How to Navigate the Gap as a Founder

The playbook for closing a Series A in this environment is different from 2021. Here's what I tell founders in my portfolio:

01

Know your exact metrics before you start

ARR, growth rate, burn multiple, NRR, CAC payback — to two decimal places. Institutional investors will stress-test these. Founders who waffle lose credibility instantly.

02

Build relationships 6 months before you need money

Series A investors take 3–6 months to pattern-match on a company. The founders closing rounds fastest in 2025 started VC dinners and updates in month 12 post-seed, not month 20.

03

Target 25–30 institutional firms, not 100+

A wide process signals desperation. A tight, well-researched list of 25–30 funds with thesis fit signals conviction. Every partner meeting should be warm-introduced.

04

Make the Series B math obvious

Series A investors are underwriting to Series B. Show them the path: 'We close at $50M post, grow 3x, and are at $8M ARR in 18 months — that's a standard Series B setup.' The average Series B funding amount of $35–45M makes this math tractable if your growth rate is real.

05

Understand where you sit in the VC fund lifecycle

Funds in years 1–3 are actively deploying. Funds in years 4–5 are quieter on new bets. Use the Funds Dashboard to understand which Series A investors are in active deployment mode.

The Series A gap isn't a market failure. It's a filter.

Only the companies that figured out real growth — not growth theater — make it through.

Track VC fund performance and Series A benchmarks on the Benchmarking Dashboard at Value Add VC. Originally published in the Trace Cohen newsletter.

Frequently Asked Questions

What is the average Series B funding amount in 2025?

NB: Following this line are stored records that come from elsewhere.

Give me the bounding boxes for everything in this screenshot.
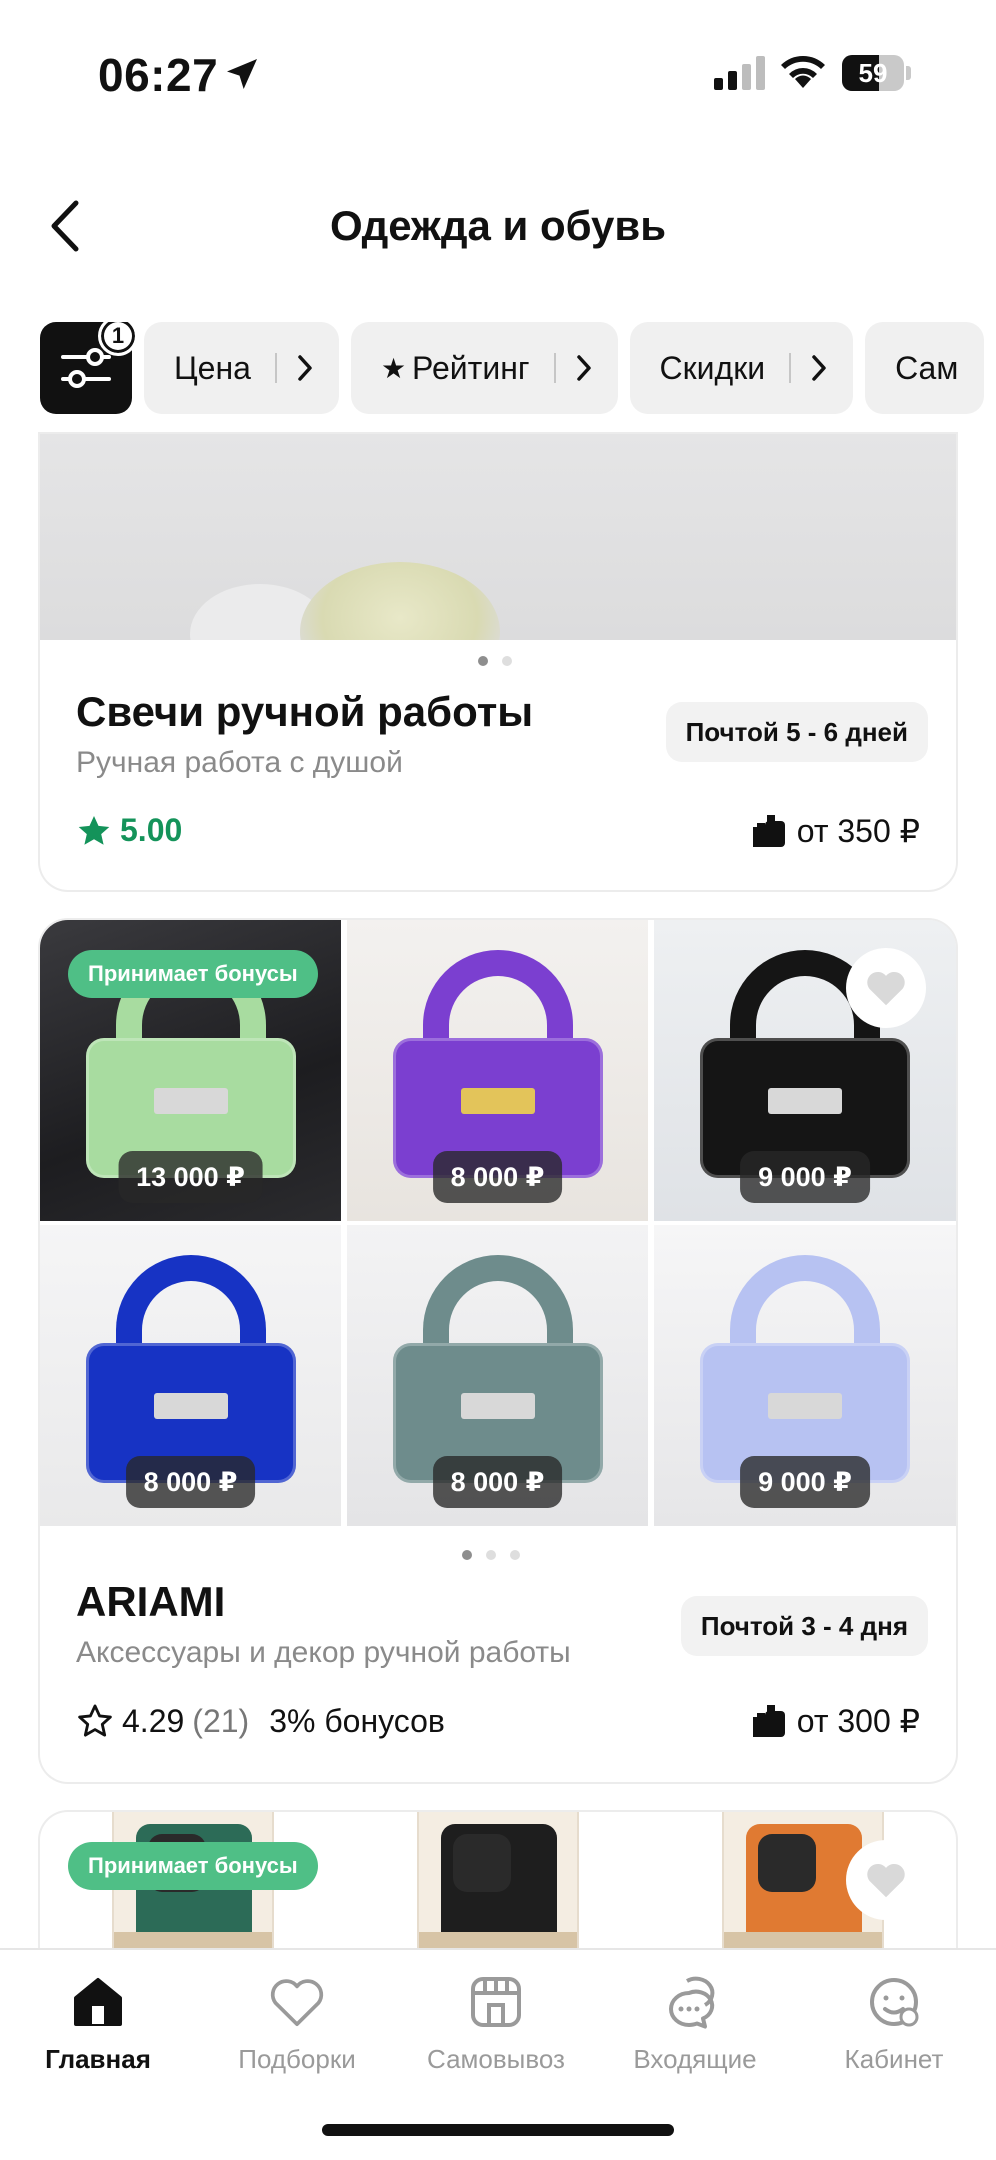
product-tile[interactable]: [416, 1812, 579, 1952]
price-from: от 350 ₽: [796, 813, 920, 849]
product-tile[interactable]: 9 000 ₽: [654, 1225, 956, 1526]
brand-plate: [768, 1088, 842, 1114]
shop-rating: 4.29 (21) 3% бонусов: [76, 1702, 445, 1740]
product-tile[interactable]: 8 000 ₽: [347, 1225, 648, 1526]
filter-chip-pickup[interactable]: Сам: [865, 322, 985, 414]
filter-chip-discounts[interactable]: Скидки: [629, 322, 854, 414]
shop-photo: [40, 434, 956, 640]
chevron-right-icon: [298, 355, 312, 381]
star-icon: [78, 815, 110, 845]
filter-chip-rating[interactable]: ★ Рейтинг: [350, 322, 618, 414]
star-icon: ★: [380, 352, 407, 384]
mailbox-icon: [752, 815, 785, 847]
brand-plate: [153, 1393, 228, 1419]
product-price: 9 000 ₽: [740, 1456, 870, 1508]
shipping-badge: Почтой 3 - 4 дня: [680, 1596, 928, 1656]
brand-plate: [460, 1393, 535, 1419]
heart-icon: [867, 1863, 905, 1898]
tab-label: Кабинет: [844, 2044, 944, 2074]
favorite-button[interactable]: [846, 948, 926, 1028]
status-time: 06:27: [98, 49, 219, 101]
shop-name: ARIAMI: [76, 1578, 226, 1625]
product-tile[interactable]: 8 000 ₽: [40, 1225, 341, 1526]
shop-price: от 350 ₽: [751, 812, 920, 850]
brand-plate: [768, 1393, 842, 1419]
carousel-dots: [462, 1550, 520, 1560]
page-title: Одежда и обувь: [329, 202, 667, 249]
filter-chip-label: Сам: [895, 349, 959, 386]
home-icon: [74, 1978, 122, 2026]
active-filter-count-badge: 1: [98, 322, 138, 356]
chip-divider: [789, 353, 792, 383]
accepts-bonus-badge: Принимает бонусы: [68, 1842, 318, 1890]
price-from: от 300 ₽: [796, 1703, 920, 1739]
filter-chip-label: Цена: [174, 349, 251, 386]
shop-name: Свечи ручной работы: [76, 688, 534, 735]
accepts-bonus-badge: Принимает бонусы: [68, 950, 318, 998]
tab-collections[interactable]: Подборки: [207, 1970, 387, 2075]
bonus-percent: 3% бонусов: [269, 1702, 445, 1739]
filter-chip-price[interactable]: Цена: [144, 322, 339, 414]
carousel-dots: [478, 656, 512, 666]
shop-price: от 300 ₽: [751, 1702, 920, 1740]
shipping-badge: Почтой 5 - 6 дней: [665, 702, 928, 762]
status-bar: 06:27 59: [0, 0, 996, 150]
shop-description: Ручная работа с душой: [76, 746, 403, 779]
product-price: 13 000 ₽: [118, 1151, 263, 1203]
phone-case: [440, 1824, 557, 1946]
rating-value: 4.29: [122, 1702, 185, 1739]
battery-tip: [906, 66, 911, 80]
favorite-button[interactable]: [846, 1840, 926, 1920]
tab-account[interactable]: Кабинет: [804, 1970, 984, 2075]
product-price: 9 000 ₽: [740, 1151, 870, 1203]
product-price: 8 000 ₽: [125, 1456, 256, 1508]
product-grid: 13 000 ₽ 8 000 ₽ 9 000 ₽ 8 000 ₽ 8 000 ₽ 9 00…: [40, 920, 956, 1526]
battery-percent: 59: [858, 58, 888, 88]
camera-cutout: [452, 1834, 511, 1892]
camera-cutout: [758, 1834, 817, 1892]
tab-label: Входящие: [633, 2044, 757, 2074]
chevron-right-icon: [812, 355, 826, 381]
tab-home[interactable]: Главная: [8, 1970, 188, 2075]
heart-icon: [270, 1979, 324, 2027]
battery-icon: 59: [842, 55, 904, 91]
heart-icon: [867, 971, 905, 1006]
tab-pickup[interactable]: Самовывоз: [406, 1970, 586, 2075]
cellular-signal-icon: [714, 56, 768, 95]
product-tile[interactable]: 8 000 ₽: [347, 920, 648, 1221]
tab-label: Главная: [45, 2044, 151, 2074]
tab-inbox[interactable]: Входящие: [605, 1970, 785, 2075]
tab-label: Подборки: [238, 2044, 356, 2074]
mailbox-icon: [752, 1705, 785, 1737]
brand-plate: [460, 1088, 535, 1114]
shop-card[interactable]: Свечи ручной работы Ручная работа с душо…: [40, 434, 956, 890]
phone-case: [746, 1824, 863, 1946]
tab-label: Самовывоз: [427, 2044, 565, 2074]
shop-card[interactable]: 13 000 ₽ 8 000 ₽ 9 000 ₽ 8 000 ₽ 8 000 ₽ 9 00…: [40, 920, 956, 1782]
review-count: (21): [192, 1702, 250, 1739]
shop-rating: 5.00: [76, 812, 182, 849]
product-price: 8 000 ₽: [432, 1151, 563, 1203]
wifi-icon: [780, 54, 826, 95]
shop-description: Аксессуары и декор ручной работы: [76, 1636, 571, 1669]
chevron-right-icon: [576, 355, 591, 381]
filter-chip-label: Рейтинг: [412, 349, 530, 386]
brand-plate: [153, 1088, 228, 1114]
top-navigation: Одежда и обувь: [0, 180, 996, 270]
chip-divider: [553, 353, 556, 383]
profile-icon: [870, 1978, 919, 2027]
chip-divider: [274, 353, 277, 383]
filter-bar: 1 Цена ★ Рейтинг Скидки Сам: [40, 322, 996, 414]
chat-icon: [669, 1976, 715, 2029]
home-indicator: [322, 2124, 674, 2136]
store-icon: [471, 1977, 521, 2027]
product-price: 8 000 ₽: [432, 1456, 563, 1508]
star-outline-icon: [78, 1704, 112, 1737]
location-arrow-icon: [222, 54, 262, 99]
filter-settings-button[interactable]: 1: [40, 322, 138, 414]
rating-value: 5.00: [120, 812, 183, 848]
filter-chip-label: Скидки: [659, 349, 766, 386]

The average Series B funding amount in 2025 is $35–45M, with median post-money valuations of $150–200M, per PitchBook and Crunchbase data. AI-native companies are commanding 20–30% premiums at this stage. Investors expect $5–15M ARR with clear path to $50M+ and demonstrated capital efficiency (burn multiple under 2x).

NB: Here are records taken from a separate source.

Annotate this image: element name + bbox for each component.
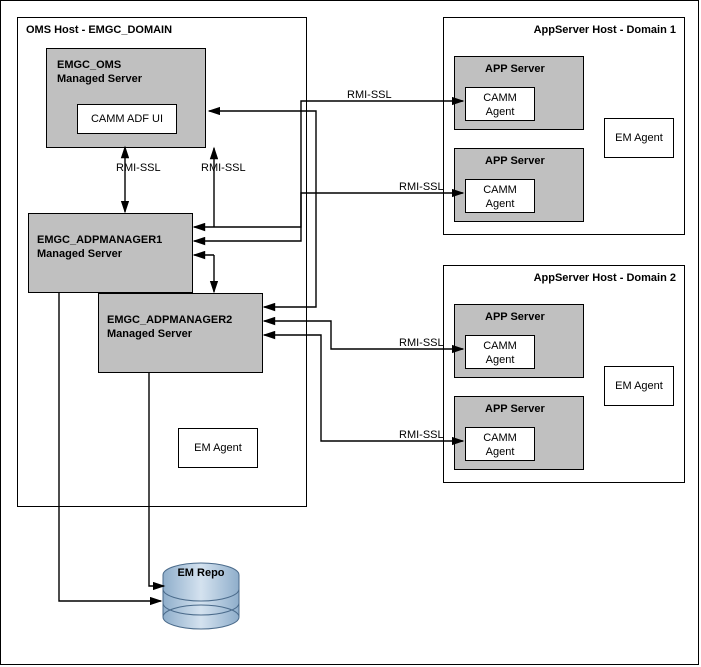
rmi-ssl-1: RMI-SSL <box>116 162 161 174</box>
emgc-oms-title: EMGC_OMS <box>57 59 121 71</box>
emgc-adp1-subtitle: Managed Server <box>37 248 122 260</box>
d1-appserver2-title: APP Server <box>485 155 545 167</box>
d2-camm2-l1: CAMM <box>483 432 517 444</box>
d1-appserver1-title: APP Server <box>485 63 545 75</box>
camm-adf-ui-label: CAMM ADF UI <box>91 113 163 125</box>
emgc-adp2-box: EMGC_ADPMANAGER2 Managed Server <box>98 293 263 373</box>
d1-em-agent: EM Agent <box>604 118 674 158</box>
oms-host-title: OMS Host - EMGC_DOMAIN <box>26 24 172 36</box>
domain1-panel: AppServer Host - Domain 1 APP Server CAM… <box>443 17 685 235</box>
emgc-oms-box: EMGC_OMS Managed Server CAMM ADF UI <box>46 48 206 148</box>
d1-camm1-l2: Agent <box>486 106 515 118</box>
d1-em-agent-label: EM Agent <box>615 132 663 144</box>
d2-appserver1-title: APP Server <box>485 311 545 323</box>
d1-appserver1: APP Server CAMM Agent <box>454 56 584 130</box>
oms-em-agent-label: EM Agent <box>194 442 242 454</box>
em-repo-label: EM Repo <box>161 567 241 579</box>
emgc-adp1-title: EMGC_ADPMANAGER1 <box>37 234 162 246</box>
diagram-root: OMS Host - EMGC_DOMAIN EMGC_OMS Managed … <box>0 0 699 665</box>
oms-host-panel: OMS Host - EMGC_DOMAIN EMGC_OMS Managed … <box>17 17 307 507</box>
d2-camm2-l2: Agent <box>486 446 515 458</box>
rmi-ssl-4: RMI-SSL <box>399 181 444 193</box>
d2-appserver1: APP Server CAMM Agent <box>454 304 584 378</box>
domain2-panel: AppServer Host - Domain 2 APP Server CAM… <box>443 265 685 483</box>
d2-camm1: CAMM Agent <box>465 335 535 369</box>
d1-camm1-l1: CAMM <box>483 92 517 104</box>
d1-camm2: CAMM Agent <box>465 179 535 213</box>
d1-camm2-l1: CAMM <box>483 184 517 196</box>
oms-em-agent-box: EM Agent <box>178 428 258 468</box>
rmi-ssl-2: RMI-SSL <box>201 162 246 174</box>
rmi-ssl-6: RMI-SSL <box>399 429 444 441</box>
rmi-ssl-3: RMI-SSL <box>347 89 392 101</box>
emgc-adp2-title: EMGC_ADPMANAGER2 <box>107 314 232 326</box>
domain1-title: AppServer Host - Domain 1 <box>534 24 676 36</box>
d2-camm1-l2: Agent <box>486 354 515 366</box>
d2-appserver2-title: APP Server <box>485 403 545 415</box>
d2-appserver2: APP Server CAMM Agent <box>454 396 584 470</box>
emgc-adp2-subtitle: Managed Server <box>107 328 192 340</box>
em-repo: EM Repo <box>161 561 241 631</box>
d1-appserver2: APP Server CAMM Agent <box>454 148 584 222</box>
d2-em-agent: EM Agent <box>604 366 674 406</box>
d2-em-agent-label: EM Agent <box>615 380 663 392</box>
domain2-title: AppServer Host - Domain 2 <box>534 272 676 284</box>
d2-camm1-l1: CAMM <box>483 340 517 352</box>
camm-adf-ui-box: CAMM ADF UI <box>77 104 177 134</box>
d1-camm2-l2: Agent <box>486 198 515 210</box>
rmi-ssl-5: RMI-SSL <box>399 337 444 349</box>
emgc-adp1-box: EMGC_ADPMANAGER1 Managed Server <box>28 213 193 293</box>
d1-camm1: CAMM Agent <box>465 87 535 121</box>
d2-camm2: CAMM Agent <box>465 427 535 461</box>
emgc-oms-subtitle: Managed Server <box>57 73 142 85</box>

What percentage of seed companies make it to Series A?

Roughly 15–20% of seed-funded startups close a Series A within three years, according to Crunchbase analysis of 2019–2022 cohorts. The attrition is highest between months 18–30 post-seed when initial traction either compounds or stalls. The conversion rate has declined from ~25% in the 2019–2020 era as the seed market ballooned while Series A supply stayed flat.

What do Series A investors expect in 2025?

Series A investors in 2025 typically expect $1–3M ARR (or $500K+ for pre-revenue companies with exceptional user metrics), 80–150% YoY growth, a burn multiple under 2x, and evidence of repeatable sales motion. The bar is significantly higher than 2021, when many Series A deals were done on product promise alone.

How long does it take to raise a Series A after seed?

The median time from seed close to Series A close is 18–24 months based on PitchBook data from 2022–2025 cohorts. However, the distribution is wide — AI companies with fast-growing ARR are closing in 12 months, while harder-to-monetize categories average 30+ months. Companies that take more than 36 months to raise a Series A face significantly lower success rates.

Why is Series A fundraising harder in 2025 than in 2021?

Three forces collide: (1) the seed market grew 4x in volume from 2019–2022, flooding the Series A funnel with more companies than investors can absorb; (2) Series A investors repriced their return expectations after the 2022–2023 correction, demanding real revenue where they previously funded projections; and (3) AI has split the market — companies without a credible AI angle face a meaningfully harder path than those with one.